Finding the right reef to call home might get difficult in future oceans

Nemo might get lost again as acidifying seawater upsets the way young fish smell their way to a home, according to a new study.

A little like the animated movie-star clown fish, Nemo’s real-life counterparts go out to sea upon hatching and some 12 days later must find their way back to a reef to settle down in an anemone home. No large-personality pals with celebrity voices advise them, so real fish larvae seem to rely on scents in the water and possibly sounds from reefs when picking a locale.

In new lab experiments, though, orange clown fish larvae didn’t respond normally to scent when researchers reared them in seawater pushed closer to the acidic side of the scale, says Philip Munday of James Cook University in Townsville, Australia. Ocean chemists predict that the current increase in atmospheric carbon dioxide from human activity is lowering the pH.



In conditions projected for the end of the century, clown fish larvae might have trouble picking out scents in the water and finding the right habitats, he and his colleagues report online February 2 in Proceedings of the National Academy of Sciences.
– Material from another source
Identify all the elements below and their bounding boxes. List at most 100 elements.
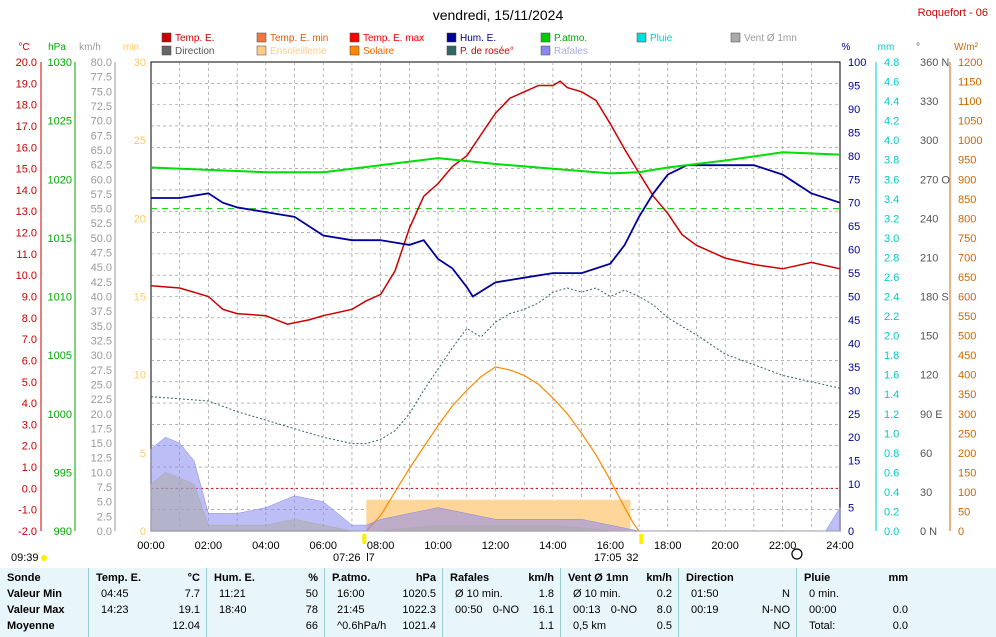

Other marine creatures follow scents and may also face the risk of disorientation with changing ocean chemistry, Munday says. “This is something we should at least be thinking about,” he says.

Plain seawater today at his lab averages around 8.15 on the pH scale, says Munday, so it isn’t technically acidic (below pH 7 on a scale that goes to 14). Nor is global seawater projected to turn literally acid in the foreseeable future. Yet biologists in recent years have said that relatively small shifts in pH can change life considerably for ocean creatures.

The seas have picked up around a third of the human-made carbon dioxide released into the air since the industrial revolution began. And ocean water worldwide has dipped by about 0.1 on the pH scale, according to studies cited by Munday’s team. Estimates push the pH down another 0.3 to 0.4 units by 2100 if atmospheric carbon dioxide concentrations reach 1,000 parts per million. That could happen in one of the business-as-usual scenarios for human activity.

The new research is “the kind of study we need,” says fish ecologist Steve Simpson of the University of Bristol in England.

To check effects of changing pH, Munday’s lab worked with colleagues from Moscow and Oslo to raise larval clown fish in tanks of seawater lowered to either pH 7.8 or 7.6.

When raised at 7.8, predicted for the year 2100, clown fish larvae grew what looked like normal sensing organs. And the little fish still had relatively normal attractions to the scents of anemones or adult clown fish that were not their parents

Yet these larvae reversed some preferences, liking the pungent oils from Melaleuca swamp trees, which they normally avoid. Also, the larvae preferred their parents’ scents to plain seawater. The normal distaste for parental scent may play a role in avoiding inbreeding, Munday suggests.

When raised in 7.6 pH seawater, projected for around 2200, clown fish didn’t show any scent-following behavior.

This work fits with other research suggesting fish troubles in a lower-pH ocean, says Simpson. Studies have suggested reduced growth, and unfortunately, changes in formation of fish ear bones, or otoliths. So Nemo may have trouble hearing his new home as well as smelling it.

Susan Milius, ScienceNews, 2 February 2009. Article.